When the Wolf Comes Home
Nat Cassidy, author of the acclaimed horror Mary, an Awakening of Terror and Nestlings returns with When the Wolf Comes Home, an adrenaline-soaked drive-in horror movie thrill ride where the wolf finally comes home, and no one will be spared.
It’s a USA Today, ABC Indie Bookseller Bestseller, and on multiple best of 2025 lists for many reasons, but first and foremost is Cassidy's remarkable knack for crafting memorable characters.
The book follows Jess, a struggling actress, who offers sanctuary to a five-year-old runaway, only to find herself plunged into an adrenaline-soaked nightmare. She quickly discovers the terrifying truth: the boy, often called the "Kiddo," possesses the ability to manifest his greatest fears into lethal, monstrous reality.
What follows is a propulsive, blood-soaked road trip as Jess races to evade the boy's relentless father, all while navigating a world that warps into a funhouse of surreal, fantastical violence. The narrative is packed with jaw-dropping and inventive set pieces that never let up on the momentum. Pure drive-thru cinema horror ready for adaptation.
Cassidy also grounds the story in profound, human themes. It is a powerful exploration of fear, examining how it evolves from a child's primal terror to the complex anxieties of adulthood.

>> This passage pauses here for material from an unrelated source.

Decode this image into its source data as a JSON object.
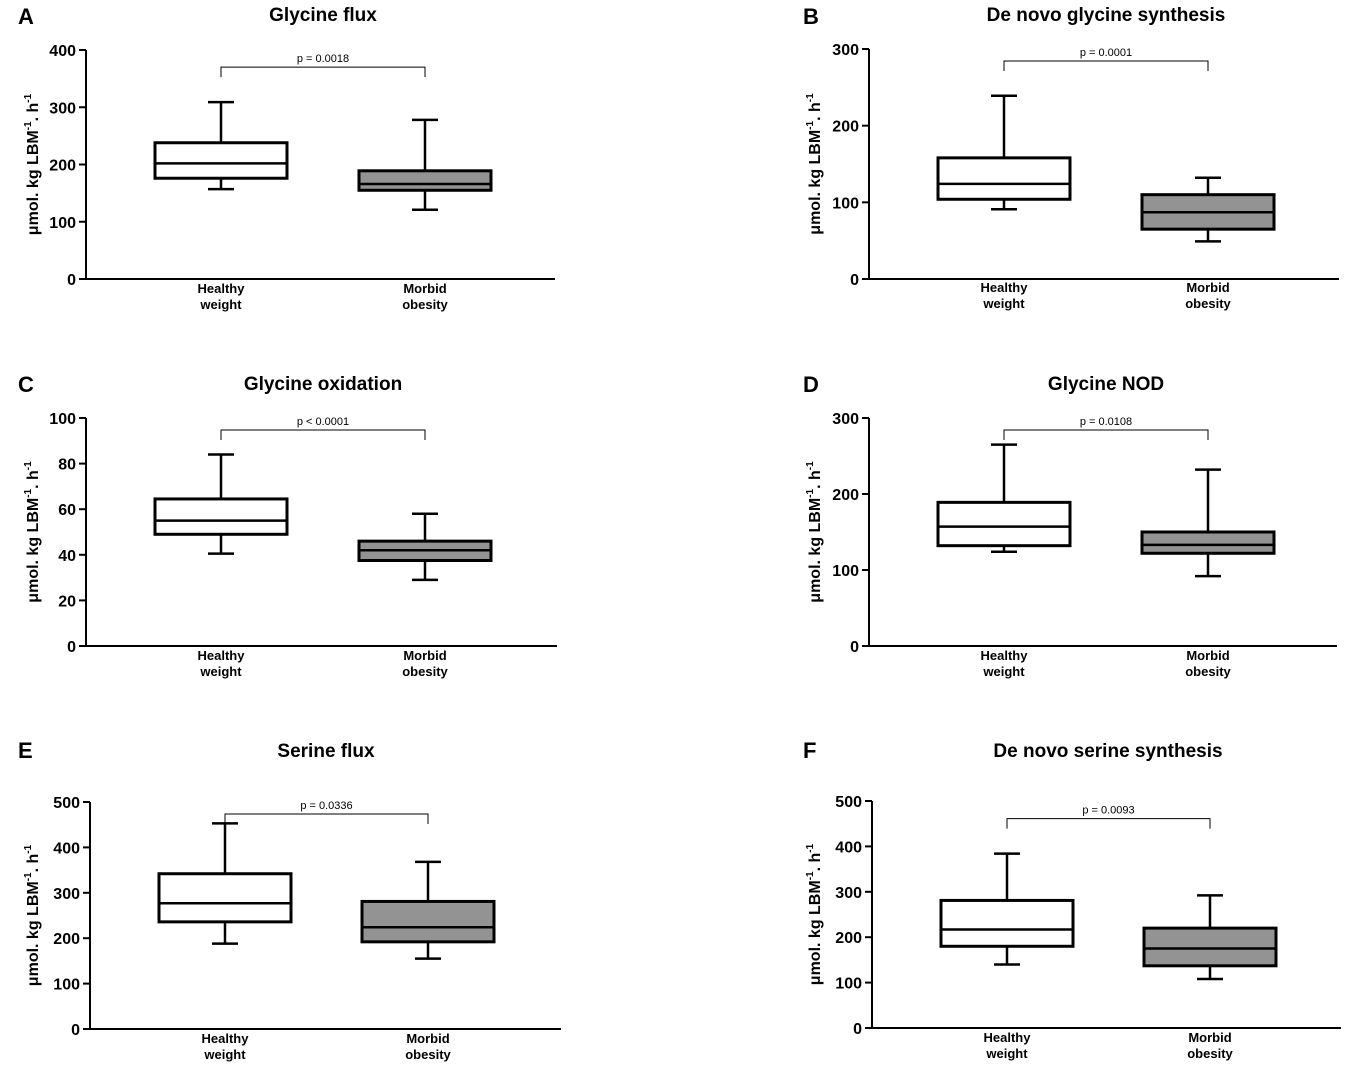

More critically, the novel uses this monster mash to deliver a heartbreaking story about family and the complex burden of protection. It explores the thin line between a protector and a predator, and the struggle to break generational cycles of trauma.
Fast-paced, soulful, and relentlessly inventive, When the Wolf Comes Home is a must-read modern horror triumph from 2025.

King Sorrow: A Novel
From #1 New York Times bestselling author Joe Hill (who also just happens to be Stephen King’s son), comes a frightful tale of dark academia, modern-world dangers, and the unexpected consequences of revenge as six friends dabble in the occult and are horrifyingly successful… calling forth an evil dragon that demands regular human sacrifice.
Hill was inspired by The Secret History by Donna Tartt but where that much-lauded book had the pacing of a snowdrift melting in the sun, Hill blasts through his chunky book about a Faustian bet with the ferocity of a wyvern burning through jet fighters in flight.
The plot centers on Arthur Oakes starting in 1989. He’s a reader, daydreamer, and a student at Rackham College, Maine, renowned for its frosty winters, exceptional library, and beautiful buildings.
He’s in the midst of falling in love with Gwen Underfoot when a local drug dealer and her partner coerce him into committing one of the worst crimes for a reader: stealing rare books from the college library.
The setup and execution pull inspiration from King’s IT, but Hill’s collegiate setting tells a unique “young adults in libraries” story in comparison to his father’s “kids on bikes” classic.
Like the Losers’ Club, Arthur confides in his closest friends for help for every plot twist, while trying to not be eaten by a malevolent dragon. Wealth buddy Colin Wren suggests using the creepy Crane journal (bound in the skin of its author) to summon a dragon to do their bidding.
The battling twins Donna and Donovan McBride, the young beauty Allison; and brainy and brash Gwen—join Colin in an effort to shatter our dimension and bring a hungry creature into our world. The novel is a tour de force, deftly blending genres and exploring complex themes of guilt, young aspirations, redemption, and the human capacity for evil.
With pitch-perfect, deeply flawed characters, King Sorrow is a beautifully paced and richly immersive 896-page slab of horror fiction. Pop this one in a giant gift box. It may not fit in your Christmas stocking.